Cheerios To Haagen-Dazs: Value In The Food Aisle

pile of apples in basket beside jars

Helped by its broad product line, General Mills (GIS) has realized consistent results in recent years while many other food companies have struggled with changing consumer tastes and the introduction of many specialty brands.

General Mills’ product line is well-diversified, with the company owning iconic brands, including Cheerios, Betty Crocker, Blue Buffalo Pet Food, Haagen-Dazs, Nature Valley, Yoplait, Old El Paso and Pillsbury.

The stock is attractive at 15.6X forward earnings per share (EPS) estimates, with a dividend yield of 3.6%. The yield on the dividend is especially attractive when you consider General Mills recently offered 30-year bonds at a rate of only 3.0%. With the company likely to raise its dividend annually, the stock seems cheaply priced compared to the company’s bonds.

The current year has been exceptionally strong due to the pandemic, which has led to more at-home eating.

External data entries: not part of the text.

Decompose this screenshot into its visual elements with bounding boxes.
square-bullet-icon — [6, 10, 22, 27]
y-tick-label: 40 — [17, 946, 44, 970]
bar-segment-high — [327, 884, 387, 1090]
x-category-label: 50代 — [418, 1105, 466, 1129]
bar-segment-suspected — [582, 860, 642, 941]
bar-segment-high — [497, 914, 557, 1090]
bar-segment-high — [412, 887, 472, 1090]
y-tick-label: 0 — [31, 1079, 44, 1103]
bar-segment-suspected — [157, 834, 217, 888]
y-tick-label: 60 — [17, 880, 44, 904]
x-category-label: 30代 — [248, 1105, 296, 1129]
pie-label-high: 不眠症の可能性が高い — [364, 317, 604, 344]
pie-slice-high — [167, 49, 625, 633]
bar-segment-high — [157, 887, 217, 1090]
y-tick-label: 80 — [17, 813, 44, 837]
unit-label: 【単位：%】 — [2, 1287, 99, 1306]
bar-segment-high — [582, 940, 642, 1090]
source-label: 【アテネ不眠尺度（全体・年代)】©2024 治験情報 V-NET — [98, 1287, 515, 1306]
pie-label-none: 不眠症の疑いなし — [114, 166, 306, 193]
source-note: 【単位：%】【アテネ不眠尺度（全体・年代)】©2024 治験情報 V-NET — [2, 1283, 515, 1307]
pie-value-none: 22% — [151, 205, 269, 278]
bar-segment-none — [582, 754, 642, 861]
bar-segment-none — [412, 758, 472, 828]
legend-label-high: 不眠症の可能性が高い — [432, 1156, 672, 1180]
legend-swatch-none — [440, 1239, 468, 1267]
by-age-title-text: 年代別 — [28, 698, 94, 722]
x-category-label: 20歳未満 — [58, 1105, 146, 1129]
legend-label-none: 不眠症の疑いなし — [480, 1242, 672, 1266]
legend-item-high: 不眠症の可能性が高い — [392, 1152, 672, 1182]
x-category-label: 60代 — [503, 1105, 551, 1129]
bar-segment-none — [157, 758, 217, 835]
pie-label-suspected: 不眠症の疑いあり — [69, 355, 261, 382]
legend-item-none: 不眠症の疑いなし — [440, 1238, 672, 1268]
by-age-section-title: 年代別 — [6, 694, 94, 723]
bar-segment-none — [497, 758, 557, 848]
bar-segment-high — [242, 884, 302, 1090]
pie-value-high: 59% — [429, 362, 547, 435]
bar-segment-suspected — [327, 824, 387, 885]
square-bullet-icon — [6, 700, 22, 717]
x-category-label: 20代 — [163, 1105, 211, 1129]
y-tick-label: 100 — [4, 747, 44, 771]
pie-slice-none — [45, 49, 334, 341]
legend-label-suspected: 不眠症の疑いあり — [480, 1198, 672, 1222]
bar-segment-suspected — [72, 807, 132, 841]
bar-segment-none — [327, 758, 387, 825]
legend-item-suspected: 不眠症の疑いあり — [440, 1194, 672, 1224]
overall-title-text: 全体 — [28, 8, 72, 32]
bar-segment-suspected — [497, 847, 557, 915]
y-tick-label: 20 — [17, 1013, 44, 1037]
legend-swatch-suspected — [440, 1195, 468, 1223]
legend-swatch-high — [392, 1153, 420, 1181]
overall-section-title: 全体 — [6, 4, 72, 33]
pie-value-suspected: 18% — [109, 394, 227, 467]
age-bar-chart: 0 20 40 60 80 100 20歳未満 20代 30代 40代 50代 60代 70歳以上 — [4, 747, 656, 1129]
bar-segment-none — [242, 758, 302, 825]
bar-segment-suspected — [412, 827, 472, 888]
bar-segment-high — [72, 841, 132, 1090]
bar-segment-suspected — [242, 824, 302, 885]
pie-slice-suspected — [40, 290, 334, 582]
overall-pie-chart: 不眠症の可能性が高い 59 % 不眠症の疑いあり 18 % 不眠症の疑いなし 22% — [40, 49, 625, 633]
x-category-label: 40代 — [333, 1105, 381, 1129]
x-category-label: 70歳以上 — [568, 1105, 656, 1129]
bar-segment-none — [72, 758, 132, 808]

Through the first six months of fiscal 2021, sales have increased 8% and EPS gained 21%. Yet, the pandemic-driven strong results will lead to difficult comparisons by the fourth quarter.

However, given less promotional activity in the industry, and the strength the company is seeing in the pet business, which is not impacted by COVID-19, I believe expectations for only a 1% gain in sales and a 4% increase in EPS to $3.76 for the entire fiscal year may prove to be too conservative.

I think the uncertainty about how the company will do when comparisons become difficult is holding back the stock now, along with money managers’ preference for more aggressive names. However, I believe the company can still earn at least $3.65 per share after the pandemic.

Normalized volume gains of 1% to 2% post-COVID-19 could be enhanced by the potential of food inflation, given the U.S. government’s determination to help those hurt by COVID-19 through high levels of stimulus. Therefore, longer-term mid-single-digit EPS growth is possible.